19 de junho de 2012

Mentiras Consagradas

Marcos Bagno de uma forma um tanto quanto engraçada fala sobre ensinar gramática na escola.

Em nenhum lugar de sua obra Darwin afirma que “o homem descende do macaco”. O que ele, sim, afirma é que o homem e os demais primatas têm um ancestral comum. No entanto, a formulação distorcida e grosseira serviu de mote para todas as campanhas do fundamentalismo religioso na época de Darwin e também na nossa (o abominável Bush Jr. defendia o “criacionismo”). Assim, uma sofisticada e elegante teoria sobre a evolução dos seres vivos foi (e é) reduzida a um axioma que seu autor jamais proferiu.

Hoje, no Brasil, acontece coisa semelhante com relação às novas concepções de ensino de língua na escola. Uma teoria igualmente sofisticada e elegante, a sociolinguística, é estupidamente deturpada pelos que não conseguem apreendê-la ou, conseguindo, não querem aceitá-la. Nenhum linguista nem sociolinguista sério afirma que “não é preciso ensinar a norma culta” (“norma culta” que é, de fato, um construto ideológico porque ninguém consegue defini-la com exatidão). No entanto, é essa formulação obtusa que aparece na voz e na pena dos supostos especialistas e, pior ainda, dos nada especialistas que se apegam a um modelo idealizado de “língua certa” que eles mesmos, se pressionados, não sabem dizer o que é. Mais grave ainda: eles mesmos cometem ao falar e ao escrever diversos “erros” que a tradição normativa rejeita, mas que, por estarem já plenamente enraizados na língua falada pelas camadas dominantes, não são vistos como “erro”. Ou seja: para os amigos tudo, para os inimigos, a lei. E os inimigos, no caso, são os milhões e milhões de brasileiros que não pertencem à ínfima elite letrada — 75% deles, segundo as pesquisas do INAF, realizadas há dez anos, sobre o grau de letramento e numeramento dos brasileiros.
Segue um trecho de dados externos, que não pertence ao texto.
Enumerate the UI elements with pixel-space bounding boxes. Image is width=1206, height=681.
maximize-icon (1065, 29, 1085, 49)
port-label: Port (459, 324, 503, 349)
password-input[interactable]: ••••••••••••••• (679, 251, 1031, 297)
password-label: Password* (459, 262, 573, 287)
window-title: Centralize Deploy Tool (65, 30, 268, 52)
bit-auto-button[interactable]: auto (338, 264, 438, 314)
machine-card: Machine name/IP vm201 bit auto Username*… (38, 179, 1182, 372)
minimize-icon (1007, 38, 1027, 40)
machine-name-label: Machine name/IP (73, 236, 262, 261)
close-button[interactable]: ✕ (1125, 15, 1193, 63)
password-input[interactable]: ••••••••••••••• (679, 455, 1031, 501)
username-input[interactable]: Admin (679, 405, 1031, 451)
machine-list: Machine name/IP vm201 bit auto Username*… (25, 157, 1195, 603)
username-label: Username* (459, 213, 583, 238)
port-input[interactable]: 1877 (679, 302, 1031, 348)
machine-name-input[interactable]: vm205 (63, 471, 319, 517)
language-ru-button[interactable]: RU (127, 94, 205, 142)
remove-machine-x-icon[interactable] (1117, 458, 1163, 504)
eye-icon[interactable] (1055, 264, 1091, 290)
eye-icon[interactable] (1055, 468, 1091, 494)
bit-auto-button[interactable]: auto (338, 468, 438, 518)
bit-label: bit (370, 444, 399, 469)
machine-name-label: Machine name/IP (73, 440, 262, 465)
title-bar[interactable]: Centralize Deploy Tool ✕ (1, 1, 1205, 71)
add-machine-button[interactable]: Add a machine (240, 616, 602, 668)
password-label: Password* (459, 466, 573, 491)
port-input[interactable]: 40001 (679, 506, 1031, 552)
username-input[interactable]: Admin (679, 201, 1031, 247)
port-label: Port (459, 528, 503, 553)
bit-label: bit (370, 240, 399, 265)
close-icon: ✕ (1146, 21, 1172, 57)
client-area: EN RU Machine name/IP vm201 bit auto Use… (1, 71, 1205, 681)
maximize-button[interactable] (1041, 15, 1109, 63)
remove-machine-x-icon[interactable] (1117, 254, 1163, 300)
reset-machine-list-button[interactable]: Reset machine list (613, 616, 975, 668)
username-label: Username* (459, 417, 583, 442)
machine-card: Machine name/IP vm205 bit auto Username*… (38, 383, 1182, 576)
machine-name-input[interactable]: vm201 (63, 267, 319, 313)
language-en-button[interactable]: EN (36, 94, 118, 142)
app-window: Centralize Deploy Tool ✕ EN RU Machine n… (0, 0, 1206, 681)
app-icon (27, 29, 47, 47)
Em recente entrevista dada a uma emissora de rádio, a sociolinguista e educadora Stella Maris Bortoni-Ricardo, pioneira na área da sociolinguística educacional em nosso país, assim se expressou: “sou favorável à discussão da variação linguística na escola, mas insisto em que é preciso que professores e alunos estejam bem informados sobre o valor sociossimbólico das variantes, ou seja, quando falamos temos de levar em conta as expectativas de nossos interlocutores. ‘Nóis pega o pexe’ é uma forma adequada na situação de fala em que ela for bem recebida pelos nossos ouvintes. Se eles têm a expectativa de ouvir ‘Nós pegamos o pexe (ou peixe)’, então devemos usar essa segunda variante. Os alunos precisam saber disso para circular com desenvoltura em qualquer ambiente e desempenhar com segurança qualquer papel social que se apresentar a eles”.
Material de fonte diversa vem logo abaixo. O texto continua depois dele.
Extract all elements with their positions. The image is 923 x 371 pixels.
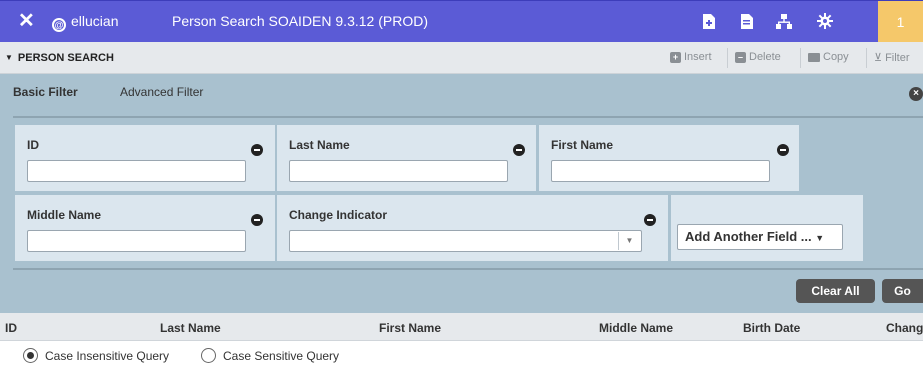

Pergunto: onde está dito aí em cima que “não é preciso ensinar a norma culta”? Somente na cabeça poluída ideologicamente dos que, pensando defender a “língua certa”, estão de fato defendendo uma concepção de “certo” semelhante à que só considera “certo” o cristianismo, o machismo, o racismo e outros terrorismos psicológicos da mesma laia. Ou seja: coisas de Bolsonaro.